"There you go again with your questions!" interrupted Russ, with another laugh. "You can't seem to stop, Vi. You don't give any one else a chance."
"And I know a nice riddle I can ask, too," broke in Laddie, who was his sister Violet's twin. "I know a riddle about what makes the paper stick on the wall and if it falls off——"
"I asked first!" broke in Vi. "Just tell me what made you count us all out just as if we were going to play tag, Russ, and then what made you do a flop-over. Tell me that, and then we'll play the steamboat game."
"All right, I'll answer just those questions and no more," promised Russ. "Then we'll have some fun. I counted you all out—one, two, three, four, five—six—that's me—because I wanted to see if we were all here."
As there were six little Bunkers, it was sometimes needful to count them, one by one, to make sure all were on hand.
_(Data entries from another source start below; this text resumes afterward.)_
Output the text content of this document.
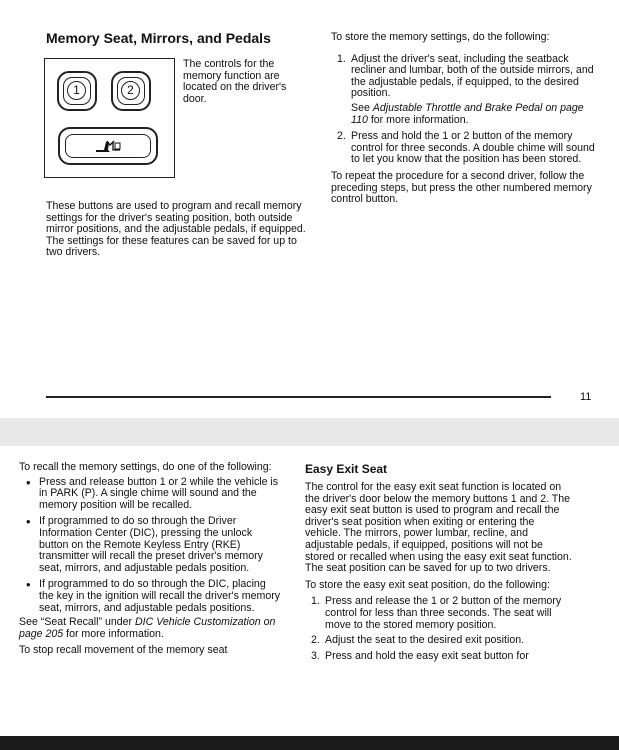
Memory Seat, Mirrors, and Pedals
1	2

The controls for the memory function are located on the driver's door.

These buttons are used to program and recall memory settings for the driver's seating position, both outside mirror positions, and the adjustable pedals, if equipped. The settings for these features can be saved for up to two drivers.

To store the memory settings, do the following:

1. Adjust the driver's seat, including the seatback recliner and lumbar, both of the outside mirrors, and the adjustable pedals, if equipped, to the desired position.

See Adjustable Throttle and Brake Pedal on page 110 for more information.

2. Press and hold the 1 or 2 button of the memory control for three seconds. A double chime will sound to let you know that the position has been stored.

To repeat the procedure for a second driver, follow the preceding steps, but press the other numbered memory control button.

11

To recall the memory settings, do one of the following:

• Press and release button 1 or 2 while the vehicle is in PARK (P). A single chime will sound and the memory position will be recalled.
• If programmed to do so through the Driver Information Center (DIC), pressing the unlock button on the Remote Keyless Entry (RKE) transmitter will recall the preset driver's memory seat, mirrors, and adjustable pedals position.
• If programmed to do so through the DIC, placing the key in the ignition will recall the driver's memory seat, mirrors, and adjustable pedals positions.

See “Seat Recall” under DIC Vehicle Customization on page 205 for more information.

To stop recall movement of the memory seat

Easy Exit Seat

The control for the easy exit seat function is located on the driver's door below the memory buttons 1 and 2. The easy exit seat button is used to program and recall the driver's seat position when exiting or entering the vehicle. The mirrors, power lumbar, recline, and adjustable pedals, if equipped, positions will not be stored or recalled when using the easy exit seat function. The seat position can be saved for up to two drivers.

To store the easy exit seat position, do the following:

1. Press and release the 1 or 2 button of the memory control for less than three seconds. The seat will move to the stored memory position.
2. Adjust the seat to the desired exit position.
3. Press and hold the easy exit seat button for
This was what Russ had done.
"And I turned a somersault when I came to myself, just because I felt so good," the dark-haired boy went on with a merry whistle. "Come on, we'll play the steamboat game now. Rose, you please get out the spinning wheel, and Margy and Mun Bun, you bring over the littlest footstools. Don't bring the big ones, 'cause they're too heavy for you."
"Shall we sit on 'em footstools?" asked Mun Bun, as he shook his golden hair out of his blue eyes.
"Yes, you sit on one footstool and Margy can sit on the other," said Russ. "Now, don't both of you try to sit on the same one, or there'll be a fuss, and we'll never get to playing. Can you bring the spinning wheel all alone, Rose?"
"Yes, it isn't heavy," answered Rose, the oldest girl of the six little Bunkers. "It drags over the floor easy." And as she pulled to the middle of the attic, from the dark corner where it had stood all summer, a big, old-fashioned spinning wheel, Rose hummed a little song. She generally was humming or singing, when she was not helping her mother in the housework. For where there were so many children, there were more matters to attend to than Mrs. Bunker, Norah, the Irish cook, or Jerry Simms, the odd-chore man, could well look after, and Rose was glad to aid. She was a regular little "mother's helper," and her father often called her that.
So while Rose brought over the spinning wheel and Margy and Mun Bun the footstools, Laddie and Violet appealed to their older brother.